Hi Henrik,

> (pipe (xml Html) (till NIL T))

What is the value of the variable 'Html' here? When 'xml' is called with
an argument, it expects a nested list, i.e. it outputs the structures in
that list as XML text.

>From what you write I'm not sure whether you want to convert list
structures to XML text (then the above 'pipe' call would be correct) or
vice versa.


> This works fine when I try the "raw" functionality without using the
> http server. However, when exactly the same code is called in the real
> application (within the context of the http server) the above results
> in NIL instead of the HTML.

The above 'pipe' call should be completely self-consistent. It does not
matter in which context it is running.

If, however, 'Html' is NIL (i.e. you intend to convert XML text to list
structures), then 'xml' would try to read from the current input channel
and would indeed depend on the input context.



> Trying (trace 'pipe) in the server

Ah, this does not work. Only "normal" functions (that evaluate all their
arguments) can be traced. 'trace' is not intelligent enough to know how
built-in functions evaluate their arguments.


> I've had exactly the same behavior happen to me when calling a ruby
> script through (call), It was resolved by using (in) instead, like
> this (which works):
> 
> (in (list 'ruby "projects/rss-reader/htmldecode.rb" Str) (till))

Yes.
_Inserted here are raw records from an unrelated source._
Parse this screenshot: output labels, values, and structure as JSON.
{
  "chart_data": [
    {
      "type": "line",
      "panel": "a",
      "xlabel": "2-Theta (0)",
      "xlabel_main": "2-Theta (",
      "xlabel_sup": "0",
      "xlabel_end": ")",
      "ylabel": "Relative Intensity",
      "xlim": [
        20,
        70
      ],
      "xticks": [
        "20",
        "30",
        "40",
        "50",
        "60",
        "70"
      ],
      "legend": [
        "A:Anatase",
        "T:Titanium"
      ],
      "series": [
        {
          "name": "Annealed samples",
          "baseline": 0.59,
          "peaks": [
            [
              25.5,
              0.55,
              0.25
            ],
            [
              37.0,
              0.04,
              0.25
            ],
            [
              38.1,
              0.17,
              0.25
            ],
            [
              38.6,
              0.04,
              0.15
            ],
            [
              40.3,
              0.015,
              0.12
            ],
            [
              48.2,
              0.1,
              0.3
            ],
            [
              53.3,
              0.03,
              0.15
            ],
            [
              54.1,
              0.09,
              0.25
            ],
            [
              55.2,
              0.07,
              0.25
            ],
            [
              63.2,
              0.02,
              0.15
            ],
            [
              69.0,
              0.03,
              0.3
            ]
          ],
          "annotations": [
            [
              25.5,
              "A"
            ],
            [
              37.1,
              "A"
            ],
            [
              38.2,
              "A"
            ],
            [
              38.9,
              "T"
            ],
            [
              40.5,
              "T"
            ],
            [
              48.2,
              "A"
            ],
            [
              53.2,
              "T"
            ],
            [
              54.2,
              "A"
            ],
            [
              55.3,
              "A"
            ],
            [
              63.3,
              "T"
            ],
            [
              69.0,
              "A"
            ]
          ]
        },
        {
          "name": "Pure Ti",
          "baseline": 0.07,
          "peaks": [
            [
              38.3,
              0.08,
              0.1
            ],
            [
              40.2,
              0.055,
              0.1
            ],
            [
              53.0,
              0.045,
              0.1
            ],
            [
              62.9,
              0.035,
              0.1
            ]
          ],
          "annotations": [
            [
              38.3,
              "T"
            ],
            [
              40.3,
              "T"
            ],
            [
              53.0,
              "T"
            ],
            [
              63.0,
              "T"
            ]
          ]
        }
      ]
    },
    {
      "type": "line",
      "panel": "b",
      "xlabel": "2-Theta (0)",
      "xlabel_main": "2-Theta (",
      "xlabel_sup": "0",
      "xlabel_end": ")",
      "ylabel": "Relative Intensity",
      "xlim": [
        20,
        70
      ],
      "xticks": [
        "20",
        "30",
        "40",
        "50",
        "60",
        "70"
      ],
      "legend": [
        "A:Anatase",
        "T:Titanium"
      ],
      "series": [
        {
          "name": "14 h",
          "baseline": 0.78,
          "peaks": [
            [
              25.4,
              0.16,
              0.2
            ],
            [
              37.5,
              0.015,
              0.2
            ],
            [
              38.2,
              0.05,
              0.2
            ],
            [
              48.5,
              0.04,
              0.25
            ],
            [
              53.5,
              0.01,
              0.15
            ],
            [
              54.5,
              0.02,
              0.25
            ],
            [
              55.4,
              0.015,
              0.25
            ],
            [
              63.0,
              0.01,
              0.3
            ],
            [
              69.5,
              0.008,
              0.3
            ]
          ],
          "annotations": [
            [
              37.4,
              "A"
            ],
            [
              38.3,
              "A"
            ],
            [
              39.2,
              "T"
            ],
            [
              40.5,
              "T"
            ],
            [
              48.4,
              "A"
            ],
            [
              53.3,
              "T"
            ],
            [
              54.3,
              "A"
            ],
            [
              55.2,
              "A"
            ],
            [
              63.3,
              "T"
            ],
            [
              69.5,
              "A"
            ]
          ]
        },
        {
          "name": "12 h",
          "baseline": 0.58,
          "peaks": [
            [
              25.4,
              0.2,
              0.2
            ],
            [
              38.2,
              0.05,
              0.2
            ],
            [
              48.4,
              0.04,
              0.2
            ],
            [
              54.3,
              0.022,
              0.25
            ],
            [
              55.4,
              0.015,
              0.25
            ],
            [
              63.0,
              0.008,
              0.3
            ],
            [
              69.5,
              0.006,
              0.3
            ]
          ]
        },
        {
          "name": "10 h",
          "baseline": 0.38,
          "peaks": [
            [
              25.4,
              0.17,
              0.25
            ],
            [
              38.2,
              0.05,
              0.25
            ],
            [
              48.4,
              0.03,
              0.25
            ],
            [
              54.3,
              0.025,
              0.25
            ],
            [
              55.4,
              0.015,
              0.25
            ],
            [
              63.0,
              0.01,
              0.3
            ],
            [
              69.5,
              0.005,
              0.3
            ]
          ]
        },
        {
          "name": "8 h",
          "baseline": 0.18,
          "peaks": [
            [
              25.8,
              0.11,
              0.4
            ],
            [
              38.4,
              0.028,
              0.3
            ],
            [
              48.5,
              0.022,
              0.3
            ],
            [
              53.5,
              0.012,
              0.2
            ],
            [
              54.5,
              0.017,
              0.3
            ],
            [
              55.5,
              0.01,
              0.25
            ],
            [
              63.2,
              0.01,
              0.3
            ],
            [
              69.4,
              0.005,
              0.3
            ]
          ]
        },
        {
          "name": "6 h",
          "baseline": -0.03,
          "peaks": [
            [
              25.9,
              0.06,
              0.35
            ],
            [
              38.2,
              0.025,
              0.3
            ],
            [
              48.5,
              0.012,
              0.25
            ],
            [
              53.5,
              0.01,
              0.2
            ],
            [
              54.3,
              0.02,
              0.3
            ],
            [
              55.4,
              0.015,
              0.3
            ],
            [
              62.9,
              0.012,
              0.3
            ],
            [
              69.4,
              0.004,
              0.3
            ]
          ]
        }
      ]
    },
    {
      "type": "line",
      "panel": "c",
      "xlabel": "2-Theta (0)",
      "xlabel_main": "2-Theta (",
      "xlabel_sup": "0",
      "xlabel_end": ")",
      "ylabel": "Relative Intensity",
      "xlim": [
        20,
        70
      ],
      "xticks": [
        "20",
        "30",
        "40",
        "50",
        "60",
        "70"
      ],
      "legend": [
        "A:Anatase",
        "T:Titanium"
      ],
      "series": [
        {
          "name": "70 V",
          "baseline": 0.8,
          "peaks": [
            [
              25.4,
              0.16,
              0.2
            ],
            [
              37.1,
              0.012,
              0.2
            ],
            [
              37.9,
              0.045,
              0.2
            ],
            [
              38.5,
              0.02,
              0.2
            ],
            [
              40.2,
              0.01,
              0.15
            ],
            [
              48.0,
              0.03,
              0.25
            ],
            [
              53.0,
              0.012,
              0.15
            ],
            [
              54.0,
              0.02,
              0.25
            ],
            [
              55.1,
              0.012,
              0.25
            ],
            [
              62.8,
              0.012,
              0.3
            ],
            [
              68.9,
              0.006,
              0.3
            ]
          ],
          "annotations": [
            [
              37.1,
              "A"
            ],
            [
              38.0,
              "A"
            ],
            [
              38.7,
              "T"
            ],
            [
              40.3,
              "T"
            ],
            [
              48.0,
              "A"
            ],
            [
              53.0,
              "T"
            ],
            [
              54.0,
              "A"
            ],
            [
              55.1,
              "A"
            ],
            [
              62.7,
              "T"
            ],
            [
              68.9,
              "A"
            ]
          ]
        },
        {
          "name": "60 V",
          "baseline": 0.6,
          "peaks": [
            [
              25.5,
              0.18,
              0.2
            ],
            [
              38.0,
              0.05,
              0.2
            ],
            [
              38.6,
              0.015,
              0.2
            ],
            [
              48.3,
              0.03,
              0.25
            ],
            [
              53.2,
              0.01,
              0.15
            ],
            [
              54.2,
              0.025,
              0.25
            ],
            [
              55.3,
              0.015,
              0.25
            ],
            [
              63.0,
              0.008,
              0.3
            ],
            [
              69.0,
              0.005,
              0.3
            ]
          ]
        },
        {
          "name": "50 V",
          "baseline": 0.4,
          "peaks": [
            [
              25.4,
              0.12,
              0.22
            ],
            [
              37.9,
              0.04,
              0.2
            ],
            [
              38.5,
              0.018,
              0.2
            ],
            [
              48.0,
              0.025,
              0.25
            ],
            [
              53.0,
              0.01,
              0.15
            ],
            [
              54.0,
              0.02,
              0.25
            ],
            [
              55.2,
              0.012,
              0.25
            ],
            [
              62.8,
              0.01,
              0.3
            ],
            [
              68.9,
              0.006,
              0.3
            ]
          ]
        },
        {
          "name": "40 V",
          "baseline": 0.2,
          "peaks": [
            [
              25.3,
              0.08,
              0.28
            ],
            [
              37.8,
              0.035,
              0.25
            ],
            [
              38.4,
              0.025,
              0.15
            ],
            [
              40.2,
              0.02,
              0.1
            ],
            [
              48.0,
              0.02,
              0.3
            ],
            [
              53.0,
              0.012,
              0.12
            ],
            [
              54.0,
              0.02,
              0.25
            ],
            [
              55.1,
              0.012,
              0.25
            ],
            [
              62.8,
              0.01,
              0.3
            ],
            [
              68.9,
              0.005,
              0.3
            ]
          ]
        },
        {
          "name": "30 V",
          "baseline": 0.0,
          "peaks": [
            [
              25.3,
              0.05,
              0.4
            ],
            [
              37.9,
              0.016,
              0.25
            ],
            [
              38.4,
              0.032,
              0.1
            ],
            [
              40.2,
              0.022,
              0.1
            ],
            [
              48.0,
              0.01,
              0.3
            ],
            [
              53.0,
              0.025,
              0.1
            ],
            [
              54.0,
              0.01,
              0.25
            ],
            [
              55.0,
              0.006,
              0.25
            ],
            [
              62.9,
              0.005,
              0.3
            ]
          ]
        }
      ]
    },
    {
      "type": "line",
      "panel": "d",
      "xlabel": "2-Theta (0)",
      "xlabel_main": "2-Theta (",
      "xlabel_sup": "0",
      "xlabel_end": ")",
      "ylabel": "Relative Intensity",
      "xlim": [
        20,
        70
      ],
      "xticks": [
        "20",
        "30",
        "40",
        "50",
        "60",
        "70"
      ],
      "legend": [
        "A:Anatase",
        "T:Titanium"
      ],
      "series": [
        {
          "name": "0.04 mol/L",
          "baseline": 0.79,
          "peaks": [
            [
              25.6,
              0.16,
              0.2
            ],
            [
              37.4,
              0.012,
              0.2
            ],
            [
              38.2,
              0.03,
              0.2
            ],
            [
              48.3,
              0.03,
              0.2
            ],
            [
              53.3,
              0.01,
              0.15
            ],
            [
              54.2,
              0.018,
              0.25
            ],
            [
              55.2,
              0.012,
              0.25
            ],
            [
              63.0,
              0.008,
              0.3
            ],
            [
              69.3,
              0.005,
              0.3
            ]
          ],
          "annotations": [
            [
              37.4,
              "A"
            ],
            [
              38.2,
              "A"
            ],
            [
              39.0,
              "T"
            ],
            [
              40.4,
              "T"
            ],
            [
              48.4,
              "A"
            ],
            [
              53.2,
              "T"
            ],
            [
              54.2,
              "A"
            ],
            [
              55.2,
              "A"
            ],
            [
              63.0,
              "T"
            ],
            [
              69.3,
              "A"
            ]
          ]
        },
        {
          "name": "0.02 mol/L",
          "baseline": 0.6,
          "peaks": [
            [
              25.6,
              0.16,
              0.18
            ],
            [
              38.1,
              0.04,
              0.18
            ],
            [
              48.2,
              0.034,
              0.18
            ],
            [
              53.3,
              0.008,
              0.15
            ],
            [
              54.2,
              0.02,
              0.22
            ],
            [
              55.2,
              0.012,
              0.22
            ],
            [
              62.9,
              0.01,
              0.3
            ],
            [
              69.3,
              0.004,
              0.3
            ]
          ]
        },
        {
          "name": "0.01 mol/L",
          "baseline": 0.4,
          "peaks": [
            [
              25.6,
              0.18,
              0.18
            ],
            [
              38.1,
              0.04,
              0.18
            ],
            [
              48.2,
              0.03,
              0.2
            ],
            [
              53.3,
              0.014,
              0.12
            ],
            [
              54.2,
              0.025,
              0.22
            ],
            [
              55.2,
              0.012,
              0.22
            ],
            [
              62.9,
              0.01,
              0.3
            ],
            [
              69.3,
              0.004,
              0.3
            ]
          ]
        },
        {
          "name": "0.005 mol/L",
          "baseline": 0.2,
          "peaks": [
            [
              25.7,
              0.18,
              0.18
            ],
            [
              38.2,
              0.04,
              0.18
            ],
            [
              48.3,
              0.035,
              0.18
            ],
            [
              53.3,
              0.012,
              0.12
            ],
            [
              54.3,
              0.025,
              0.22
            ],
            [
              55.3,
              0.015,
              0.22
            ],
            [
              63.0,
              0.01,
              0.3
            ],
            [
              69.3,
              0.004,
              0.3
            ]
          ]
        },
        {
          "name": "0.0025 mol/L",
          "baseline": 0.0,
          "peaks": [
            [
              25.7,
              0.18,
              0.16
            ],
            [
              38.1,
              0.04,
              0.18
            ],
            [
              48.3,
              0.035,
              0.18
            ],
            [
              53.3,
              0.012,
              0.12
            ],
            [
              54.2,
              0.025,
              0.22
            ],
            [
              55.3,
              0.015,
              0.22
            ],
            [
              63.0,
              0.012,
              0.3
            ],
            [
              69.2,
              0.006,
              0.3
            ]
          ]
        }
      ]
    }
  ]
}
For a pipe from some external process 'in' is the best solution.
Only when you need a pipe from one part in your program to another,
'pipe' is appropriate.


> Could the problem be that xml is outputting unchunked to pipe and the
> http server chokes on this?

This cannot happen, because (pipe (somePrinting) (someReading)) does not
know nor interfer with the http server. It just sends the output from
'somePrinting' to the input of 'someReading'.